Introduction to containers
Overview
Teaching: 10 min
Exercises: 5 minQuestions
Objectives
Define the term “container”
Discuss when you would benefit from using containers in your workflow
Apps vs Containers
To use software on a computer traditionally you were required to install the software. This means placing files on the filesystem, libraries in folders, configuration files in the correct place etc. Applications that have a setup program help by placing the files in the right place. This can lead to problems with conflicting files. What if two packages need to install the Widget library but App A needs Widget version 1 and App B needs Widget version 2? On a HPC, managing the installed software for hundreds or thousands of users becomes a real challenge.
When people use packages like Python or R, they typically need a great deal of libraries to also be installed so their scripts can run.

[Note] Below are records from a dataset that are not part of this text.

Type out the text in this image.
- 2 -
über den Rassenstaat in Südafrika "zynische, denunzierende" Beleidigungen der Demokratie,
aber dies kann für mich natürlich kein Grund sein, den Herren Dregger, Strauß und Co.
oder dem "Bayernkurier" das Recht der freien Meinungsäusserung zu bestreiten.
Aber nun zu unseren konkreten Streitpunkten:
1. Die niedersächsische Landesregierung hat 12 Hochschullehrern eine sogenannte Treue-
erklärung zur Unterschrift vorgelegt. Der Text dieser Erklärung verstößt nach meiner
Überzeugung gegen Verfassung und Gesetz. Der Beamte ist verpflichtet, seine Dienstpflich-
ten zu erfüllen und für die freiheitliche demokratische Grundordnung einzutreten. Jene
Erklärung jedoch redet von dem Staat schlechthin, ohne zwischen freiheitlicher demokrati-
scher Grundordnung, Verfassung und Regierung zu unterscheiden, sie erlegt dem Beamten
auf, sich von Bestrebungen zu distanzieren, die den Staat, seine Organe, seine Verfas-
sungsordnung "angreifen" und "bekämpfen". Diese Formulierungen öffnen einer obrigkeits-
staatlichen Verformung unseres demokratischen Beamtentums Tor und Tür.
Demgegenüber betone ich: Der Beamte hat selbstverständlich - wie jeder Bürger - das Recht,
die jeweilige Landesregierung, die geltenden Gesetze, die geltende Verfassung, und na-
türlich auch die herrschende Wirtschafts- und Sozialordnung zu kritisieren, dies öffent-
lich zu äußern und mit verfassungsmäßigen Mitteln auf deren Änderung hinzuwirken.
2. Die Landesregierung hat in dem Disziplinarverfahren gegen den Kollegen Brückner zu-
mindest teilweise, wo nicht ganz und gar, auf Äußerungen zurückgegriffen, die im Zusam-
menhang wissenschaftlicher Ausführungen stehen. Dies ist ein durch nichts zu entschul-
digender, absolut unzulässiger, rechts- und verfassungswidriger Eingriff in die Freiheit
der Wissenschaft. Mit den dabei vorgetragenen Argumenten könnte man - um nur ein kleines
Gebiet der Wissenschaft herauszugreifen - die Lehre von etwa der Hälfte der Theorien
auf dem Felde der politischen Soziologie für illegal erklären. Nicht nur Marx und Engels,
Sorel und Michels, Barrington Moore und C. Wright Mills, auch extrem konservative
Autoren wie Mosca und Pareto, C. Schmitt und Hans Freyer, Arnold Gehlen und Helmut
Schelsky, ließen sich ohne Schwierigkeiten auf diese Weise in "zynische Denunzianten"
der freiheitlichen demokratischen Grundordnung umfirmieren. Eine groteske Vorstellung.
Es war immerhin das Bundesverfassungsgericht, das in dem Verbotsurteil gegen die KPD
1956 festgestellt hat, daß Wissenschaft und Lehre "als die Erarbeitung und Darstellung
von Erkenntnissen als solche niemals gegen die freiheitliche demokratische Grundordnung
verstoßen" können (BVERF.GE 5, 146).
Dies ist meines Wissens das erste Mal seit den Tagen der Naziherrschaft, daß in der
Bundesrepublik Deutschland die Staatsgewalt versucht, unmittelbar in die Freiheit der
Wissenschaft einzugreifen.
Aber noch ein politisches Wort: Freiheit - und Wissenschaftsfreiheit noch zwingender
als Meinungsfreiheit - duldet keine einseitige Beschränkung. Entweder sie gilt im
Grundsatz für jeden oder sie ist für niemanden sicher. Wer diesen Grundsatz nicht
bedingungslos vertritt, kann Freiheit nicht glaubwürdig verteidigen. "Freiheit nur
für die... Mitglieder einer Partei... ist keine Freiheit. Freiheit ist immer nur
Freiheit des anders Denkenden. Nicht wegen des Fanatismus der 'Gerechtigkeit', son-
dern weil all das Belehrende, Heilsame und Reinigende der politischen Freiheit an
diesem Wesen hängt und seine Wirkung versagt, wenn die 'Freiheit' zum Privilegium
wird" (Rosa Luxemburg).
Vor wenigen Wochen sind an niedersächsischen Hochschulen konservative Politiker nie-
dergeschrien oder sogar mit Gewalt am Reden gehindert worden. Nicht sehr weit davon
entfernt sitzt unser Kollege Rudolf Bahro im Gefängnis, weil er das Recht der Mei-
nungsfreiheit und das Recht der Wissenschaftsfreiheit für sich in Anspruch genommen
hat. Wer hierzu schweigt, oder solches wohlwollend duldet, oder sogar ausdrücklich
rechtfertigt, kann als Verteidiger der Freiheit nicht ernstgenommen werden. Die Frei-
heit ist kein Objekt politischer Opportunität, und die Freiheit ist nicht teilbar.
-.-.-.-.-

A container is an entity providing an isolated software environment (or filesystem) for an application and its dependencies.
The key difference here is a container will have all the libraries and dependent apps needed to run the package. It does this by bundling the App, libraries and operation system into a single image.
The benefits are:
-
Portable - the image does not need to be installed, it can “run” straight away
-
Self-contained - the image contains the whole stack needed to run the application
-
Isolated - as the image is self contained, it will not conflict with software in other containers or the host operating system
-
Modular - as each container has its defined apps, you can run different containers after each other in a pipeline
Containers and your workflow
There are a number of reasons for using containers in your daily work:
- Data reproducibility/provenance
- Cross-system portability
- Simplified collaboration
- Simplified software dependencies and management
- Consistent testing environment
A few examples of how containers are being used include:
- Bioinformatics workflows
- Machine Learning
- Python apps in radio astronomy
- RStudio & Jupyter Notebook sessions
- OpenFoam simulations
- HPC workflows (via Singularity)
Terminology
An image is a file (or set of files) that contains the application and all its dependencies, libraries, run-time systems, etc. required to run. You can copy images around, upload them, download them etc.
A container is an instantiation of an image. That is, the image in a running state. You can run multiple containers from the same image, much like you might run the same application with different options or arguments.
In abstract, an image corresponds to a file, a container corresponds to a process.
A registry is a place where images are stored and can be accessed by users. It can be public (e.g. Docker Hub) or private.
To build an image we need a recipe. A recipe file is called a Definition File, or def file, in the Singularity jargon and a Dockerfile in the Docker world.
Container engines
A number of tools are available to create, deploy and run containerised applications. We will only be using Singularity in this lesson:
-
Docker: the first engine to gain popularity, still widely used in the IT industry. Not very suitable for HPC as it requires root privileges to run. Typically used on desktops
-
Singularity: a simple, powerful container engine for the HPC world. The main focus of this workshop.
-
Apptainer: The Linux Foundation version of Singularity.
-
Shifter/Sarus: a Docker-compatible container engine, suitable for HPC. Can run containers, cannot build them.
-
Charliecloud: a Docker-compatible tool for lightweight, user-defined software stacks for high-performance computing.
-
Enroot: Nvidia’s take on containers, a simple, yet powerful tool to turn traditional container/OS images into unprivileged sandboxes.
-
Podman: a root-less alternative to Docker. Catching up quickly with HPC requirements.
Key Points
Containers enable you to package up an application and its dependencies.
By using containers, you can better enforce reproducibility, portability and share-ability of your computational workflows.